Classical field theory and the Euler-Lagrange equations

In this post I'll try to briefly give a more-precise-than-you-usually-find explanation of the Euler-Lagrange equations for classical fields. This is a point where textbooks tend to be sloppy so hopefully this post can clear things up somewhat, even though I will ignore the analytical details of convergence and smoothness. In a follow-up post I plan to explain Noether's theorem for fields.

Let's begin with the simplest example: a real scalar field. That is simply a function $\phi : \mathbb{R}^{n+1} \to \mathbb{R}$ (assumed to be sufficiently smooth and to decay sufficiently fast at infinity). Here $\mathbb{R}^{n+1}$ stands for one dimension of time and $n$ dimensions of space. We write the coordinates on $\mathbb{R}^{n+1}$ as $x^\mu$, where $\mu$ ranges from $0$ to $n$, with $\mu = 0$ being the time dimension.

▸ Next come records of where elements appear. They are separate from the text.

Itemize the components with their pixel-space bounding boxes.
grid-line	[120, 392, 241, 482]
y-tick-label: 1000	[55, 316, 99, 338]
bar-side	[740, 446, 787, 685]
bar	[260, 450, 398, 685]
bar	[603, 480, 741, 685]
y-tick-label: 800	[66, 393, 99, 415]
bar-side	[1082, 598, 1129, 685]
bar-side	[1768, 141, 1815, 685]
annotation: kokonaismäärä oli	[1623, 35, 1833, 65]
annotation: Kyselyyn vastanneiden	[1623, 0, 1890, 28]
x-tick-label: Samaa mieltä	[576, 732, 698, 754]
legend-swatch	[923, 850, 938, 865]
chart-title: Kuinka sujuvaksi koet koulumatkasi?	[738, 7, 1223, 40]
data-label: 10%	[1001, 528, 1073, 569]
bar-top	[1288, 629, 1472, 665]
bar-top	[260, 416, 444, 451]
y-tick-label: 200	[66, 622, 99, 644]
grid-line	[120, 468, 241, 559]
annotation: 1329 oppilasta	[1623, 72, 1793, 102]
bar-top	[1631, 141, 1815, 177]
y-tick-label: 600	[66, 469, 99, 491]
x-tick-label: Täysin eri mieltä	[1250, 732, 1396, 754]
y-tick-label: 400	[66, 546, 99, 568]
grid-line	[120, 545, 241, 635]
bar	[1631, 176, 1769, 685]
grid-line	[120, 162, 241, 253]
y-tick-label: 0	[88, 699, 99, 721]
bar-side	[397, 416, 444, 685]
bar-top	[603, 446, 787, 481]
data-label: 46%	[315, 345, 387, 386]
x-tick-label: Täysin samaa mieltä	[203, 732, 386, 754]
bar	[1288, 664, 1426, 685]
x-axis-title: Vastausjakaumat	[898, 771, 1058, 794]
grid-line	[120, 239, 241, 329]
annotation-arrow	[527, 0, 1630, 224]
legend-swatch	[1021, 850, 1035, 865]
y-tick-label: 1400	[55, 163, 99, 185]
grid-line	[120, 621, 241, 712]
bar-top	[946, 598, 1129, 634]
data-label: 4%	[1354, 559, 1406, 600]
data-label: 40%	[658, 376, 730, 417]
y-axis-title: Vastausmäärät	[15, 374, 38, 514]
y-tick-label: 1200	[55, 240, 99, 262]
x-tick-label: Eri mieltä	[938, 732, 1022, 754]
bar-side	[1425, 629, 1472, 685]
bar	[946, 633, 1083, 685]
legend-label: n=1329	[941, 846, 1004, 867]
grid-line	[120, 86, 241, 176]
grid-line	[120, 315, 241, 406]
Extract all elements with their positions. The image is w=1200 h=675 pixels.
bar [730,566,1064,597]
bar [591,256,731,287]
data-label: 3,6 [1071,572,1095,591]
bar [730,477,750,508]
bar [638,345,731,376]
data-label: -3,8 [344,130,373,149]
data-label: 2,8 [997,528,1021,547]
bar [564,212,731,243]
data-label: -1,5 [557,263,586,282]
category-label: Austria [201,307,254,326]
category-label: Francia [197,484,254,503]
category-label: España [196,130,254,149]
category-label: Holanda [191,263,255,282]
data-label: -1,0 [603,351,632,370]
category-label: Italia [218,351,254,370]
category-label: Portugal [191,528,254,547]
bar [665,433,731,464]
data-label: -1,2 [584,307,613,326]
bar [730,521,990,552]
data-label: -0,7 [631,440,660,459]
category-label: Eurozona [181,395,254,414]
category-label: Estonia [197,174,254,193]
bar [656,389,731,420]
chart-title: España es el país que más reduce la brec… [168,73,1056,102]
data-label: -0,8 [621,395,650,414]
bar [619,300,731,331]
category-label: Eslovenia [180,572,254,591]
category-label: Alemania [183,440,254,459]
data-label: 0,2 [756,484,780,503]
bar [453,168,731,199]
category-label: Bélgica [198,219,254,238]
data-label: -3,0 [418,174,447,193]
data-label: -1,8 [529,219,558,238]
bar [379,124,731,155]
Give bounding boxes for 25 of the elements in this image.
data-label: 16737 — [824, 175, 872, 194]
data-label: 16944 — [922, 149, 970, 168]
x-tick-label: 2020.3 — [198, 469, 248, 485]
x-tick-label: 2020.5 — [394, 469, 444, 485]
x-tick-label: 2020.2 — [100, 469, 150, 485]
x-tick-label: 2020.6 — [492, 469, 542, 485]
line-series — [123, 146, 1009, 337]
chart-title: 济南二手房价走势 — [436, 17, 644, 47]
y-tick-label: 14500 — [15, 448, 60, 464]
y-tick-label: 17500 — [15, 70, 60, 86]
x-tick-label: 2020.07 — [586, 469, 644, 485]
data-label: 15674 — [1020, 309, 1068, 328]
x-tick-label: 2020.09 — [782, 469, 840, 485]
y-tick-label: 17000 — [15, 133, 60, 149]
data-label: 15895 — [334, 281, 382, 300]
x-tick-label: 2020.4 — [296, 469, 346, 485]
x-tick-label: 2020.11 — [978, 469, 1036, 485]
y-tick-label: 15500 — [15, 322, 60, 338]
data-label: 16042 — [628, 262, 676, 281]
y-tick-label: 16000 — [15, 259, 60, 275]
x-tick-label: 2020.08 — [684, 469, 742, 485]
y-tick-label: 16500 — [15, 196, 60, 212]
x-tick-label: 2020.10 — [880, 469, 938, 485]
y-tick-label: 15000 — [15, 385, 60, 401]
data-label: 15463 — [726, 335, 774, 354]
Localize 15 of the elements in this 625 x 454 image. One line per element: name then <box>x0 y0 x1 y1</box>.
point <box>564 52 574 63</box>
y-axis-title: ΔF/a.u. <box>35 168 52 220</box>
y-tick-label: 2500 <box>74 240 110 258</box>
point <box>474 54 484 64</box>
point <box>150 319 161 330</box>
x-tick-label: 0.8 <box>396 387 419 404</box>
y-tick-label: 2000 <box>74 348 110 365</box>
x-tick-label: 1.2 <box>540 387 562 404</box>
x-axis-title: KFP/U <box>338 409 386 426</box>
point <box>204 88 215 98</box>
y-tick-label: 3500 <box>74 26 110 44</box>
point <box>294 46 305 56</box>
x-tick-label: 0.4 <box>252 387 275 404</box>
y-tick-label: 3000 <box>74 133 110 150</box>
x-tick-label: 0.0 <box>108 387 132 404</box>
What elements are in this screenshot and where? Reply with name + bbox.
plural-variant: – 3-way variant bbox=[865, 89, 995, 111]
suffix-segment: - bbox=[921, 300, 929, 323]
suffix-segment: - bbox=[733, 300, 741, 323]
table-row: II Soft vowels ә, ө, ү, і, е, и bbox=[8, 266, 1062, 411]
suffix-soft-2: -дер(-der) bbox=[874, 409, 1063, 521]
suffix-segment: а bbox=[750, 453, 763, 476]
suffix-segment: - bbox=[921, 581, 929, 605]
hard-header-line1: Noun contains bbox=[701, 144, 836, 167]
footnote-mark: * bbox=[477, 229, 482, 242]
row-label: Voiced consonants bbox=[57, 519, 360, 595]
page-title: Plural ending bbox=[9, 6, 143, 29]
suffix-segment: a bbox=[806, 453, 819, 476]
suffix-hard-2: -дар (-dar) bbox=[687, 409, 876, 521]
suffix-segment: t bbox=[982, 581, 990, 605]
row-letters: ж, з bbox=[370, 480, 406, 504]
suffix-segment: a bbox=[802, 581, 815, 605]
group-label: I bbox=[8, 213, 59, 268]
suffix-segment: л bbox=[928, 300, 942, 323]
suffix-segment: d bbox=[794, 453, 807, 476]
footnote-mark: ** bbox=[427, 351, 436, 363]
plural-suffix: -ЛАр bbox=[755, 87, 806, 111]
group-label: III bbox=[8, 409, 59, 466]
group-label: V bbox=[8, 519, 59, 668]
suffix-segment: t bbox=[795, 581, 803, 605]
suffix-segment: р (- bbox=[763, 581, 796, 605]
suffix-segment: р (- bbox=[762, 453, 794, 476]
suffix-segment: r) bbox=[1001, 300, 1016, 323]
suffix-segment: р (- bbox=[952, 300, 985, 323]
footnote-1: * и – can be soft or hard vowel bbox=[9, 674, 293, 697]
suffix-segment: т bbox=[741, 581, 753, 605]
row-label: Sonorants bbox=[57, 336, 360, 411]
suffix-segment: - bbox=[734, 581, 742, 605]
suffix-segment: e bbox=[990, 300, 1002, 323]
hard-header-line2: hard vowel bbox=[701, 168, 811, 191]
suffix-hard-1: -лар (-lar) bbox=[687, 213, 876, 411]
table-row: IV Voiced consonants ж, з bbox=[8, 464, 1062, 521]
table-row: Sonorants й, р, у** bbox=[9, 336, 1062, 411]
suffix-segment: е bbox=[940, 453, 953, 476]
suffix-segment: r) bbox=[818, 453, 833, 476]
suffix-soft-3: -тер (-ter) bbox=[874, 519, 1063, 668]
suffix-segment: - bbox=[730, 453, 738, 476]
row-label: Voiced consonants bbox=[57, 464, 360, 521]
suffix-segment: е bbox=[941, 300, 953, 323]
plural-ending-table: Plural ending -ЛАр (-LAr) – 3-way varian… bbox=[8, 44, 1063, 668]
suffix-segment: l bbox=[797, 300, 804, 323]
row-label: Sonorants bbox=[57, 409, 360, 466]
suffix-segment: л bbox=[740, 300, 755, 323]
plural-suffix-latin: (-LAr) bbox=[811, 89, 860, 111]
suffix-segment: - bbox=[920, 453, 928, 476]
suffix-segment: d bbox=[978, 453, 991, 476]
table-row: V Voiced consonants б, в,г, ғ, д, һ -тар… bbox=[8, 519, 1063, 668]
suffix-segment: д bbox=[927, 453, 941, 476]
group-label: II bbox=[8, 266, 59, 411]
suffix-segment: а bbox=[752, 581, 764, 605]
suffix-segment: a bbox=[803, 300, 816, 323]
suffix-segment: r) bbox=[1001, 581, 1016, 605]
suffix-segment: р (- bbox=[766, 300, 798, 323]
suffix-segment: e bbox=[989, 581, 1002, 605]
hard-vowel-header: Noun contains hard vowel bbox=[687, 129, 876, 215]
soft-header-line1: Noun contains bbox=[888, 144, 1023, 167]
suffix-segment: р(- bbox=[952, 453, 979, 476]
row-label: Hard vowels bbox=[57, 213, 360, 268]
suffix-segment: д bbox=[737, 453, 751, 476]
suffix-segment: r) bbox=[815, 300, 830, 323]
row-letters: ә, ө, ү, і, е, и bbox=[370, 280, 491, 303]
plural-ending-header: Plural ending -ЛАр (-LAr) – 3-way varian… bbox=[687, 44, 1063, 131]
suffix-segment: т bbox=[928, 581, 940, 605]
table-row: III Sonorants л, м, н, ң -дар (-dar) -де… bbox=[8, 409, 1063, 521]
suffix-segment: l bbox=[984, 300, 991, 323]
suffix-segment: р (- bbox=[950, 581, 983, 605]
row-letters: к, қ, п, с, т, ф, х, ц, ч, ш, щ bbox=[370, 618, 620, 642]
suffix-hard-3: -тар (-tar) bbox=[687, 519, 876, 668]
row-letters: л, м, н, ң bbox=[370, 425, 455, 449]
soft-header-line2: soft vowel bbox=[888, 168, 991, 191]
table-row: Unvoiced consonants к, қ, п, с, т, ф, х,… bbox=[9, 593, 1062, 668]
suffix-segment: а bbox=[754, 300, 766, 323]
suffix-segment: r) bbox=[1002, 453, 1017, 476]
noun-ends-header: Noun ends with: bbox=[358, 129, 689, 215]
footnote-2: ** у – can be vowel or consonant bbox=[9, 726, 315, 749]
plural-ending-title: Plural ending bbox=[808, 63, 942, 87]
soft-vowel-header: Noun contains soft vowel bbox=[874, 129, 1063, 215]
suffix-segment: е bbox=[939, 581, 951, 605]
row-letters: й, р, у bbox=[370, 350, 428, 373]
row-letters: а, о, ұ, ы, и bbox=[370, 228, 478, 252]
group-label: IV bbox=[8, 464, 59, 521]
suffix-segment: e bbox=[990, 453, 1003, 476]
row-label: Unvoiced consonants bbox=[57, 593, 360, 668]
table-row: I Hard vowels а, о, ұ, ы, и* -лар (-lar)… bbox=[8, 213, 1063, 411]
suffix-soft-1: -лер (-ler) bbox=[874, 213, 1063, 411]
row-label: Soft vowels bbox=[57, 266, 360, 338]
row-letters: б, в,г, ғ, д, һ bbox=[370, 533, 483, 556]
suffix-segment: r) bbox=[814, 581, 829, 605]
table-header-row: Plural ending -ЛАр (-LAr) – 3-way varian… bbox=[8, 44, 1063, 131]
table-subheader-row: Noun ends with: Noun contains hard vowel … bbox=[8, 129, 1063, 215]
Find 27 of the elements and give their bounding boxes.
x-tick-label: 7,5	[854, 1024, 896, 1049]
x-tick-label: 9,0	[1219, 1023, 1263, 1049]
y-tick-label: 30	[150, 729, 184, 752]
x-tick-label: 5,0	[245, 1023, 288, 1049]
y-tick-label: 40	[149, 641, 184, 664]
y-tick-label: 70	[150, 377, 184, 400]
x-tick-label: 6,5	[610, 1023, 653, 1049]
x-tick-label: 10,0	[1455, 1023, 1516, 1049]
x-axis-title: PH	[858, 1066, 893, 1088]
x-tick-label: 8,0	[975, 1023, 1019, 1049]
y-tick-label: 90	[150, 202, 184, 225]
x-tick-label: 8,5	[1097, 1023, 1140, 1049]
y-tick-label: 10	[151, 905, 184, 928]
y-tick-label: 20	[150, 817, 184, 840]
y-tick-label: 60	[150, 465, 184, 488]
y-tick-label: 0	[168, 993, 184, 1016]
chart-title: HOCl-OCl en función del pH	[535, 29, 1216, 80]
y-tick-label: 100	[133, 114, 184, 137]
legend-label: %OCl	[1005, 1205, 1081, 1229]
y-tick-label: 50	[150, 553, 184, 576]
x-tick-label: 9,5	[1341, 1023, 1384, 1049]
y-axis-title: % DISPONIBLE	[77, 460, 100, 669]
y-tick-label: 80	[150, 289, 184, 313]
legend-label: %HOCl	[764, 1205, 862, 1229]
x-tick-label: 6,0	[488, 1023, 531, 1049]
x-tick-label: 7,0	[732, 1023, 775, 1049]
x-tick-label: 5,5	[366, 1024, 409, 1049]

One obtains the equations of motion for $\phi$ from a Lagrangian density $\mathcal{L}$. In this case, the Lagrangian density is a function[1] $\mathcal{L} : \mathbb{R} \times \mathbb{R}^{n+1} \to \mathbb{R}$, which we think of as $\mathcal{L}(\phi, \partial_{\mu} \phi)$. When we write $\mathcal{L}$ as a function of $\phi$ and $\partial_\mu \phi$, these are thought of as simply labels for the arguments of $\mathcal{L}$. There is some notational abuse because $\phi$ and $\partial_\mu \phi$ can show up several times in a formula, sometimes being a label for an argument of $\mathcal{L}$, and other times being an actual function $\phi$ and the actual derivatives $\partial_\mu \phi$ of that function. This is analogous to how we're used to writing $f = f(x, y)$ and then referring to objects like $\partial f/\partial x$. Here $x$ can stand for an actual number, or it can stand for a label for the first argument of $f$. Both usages frequently appear in formulas, such as if we write $\partial f/\partial x = x^2 + y$, where on the left $x$ is merely a label, and on the right it is an actual number.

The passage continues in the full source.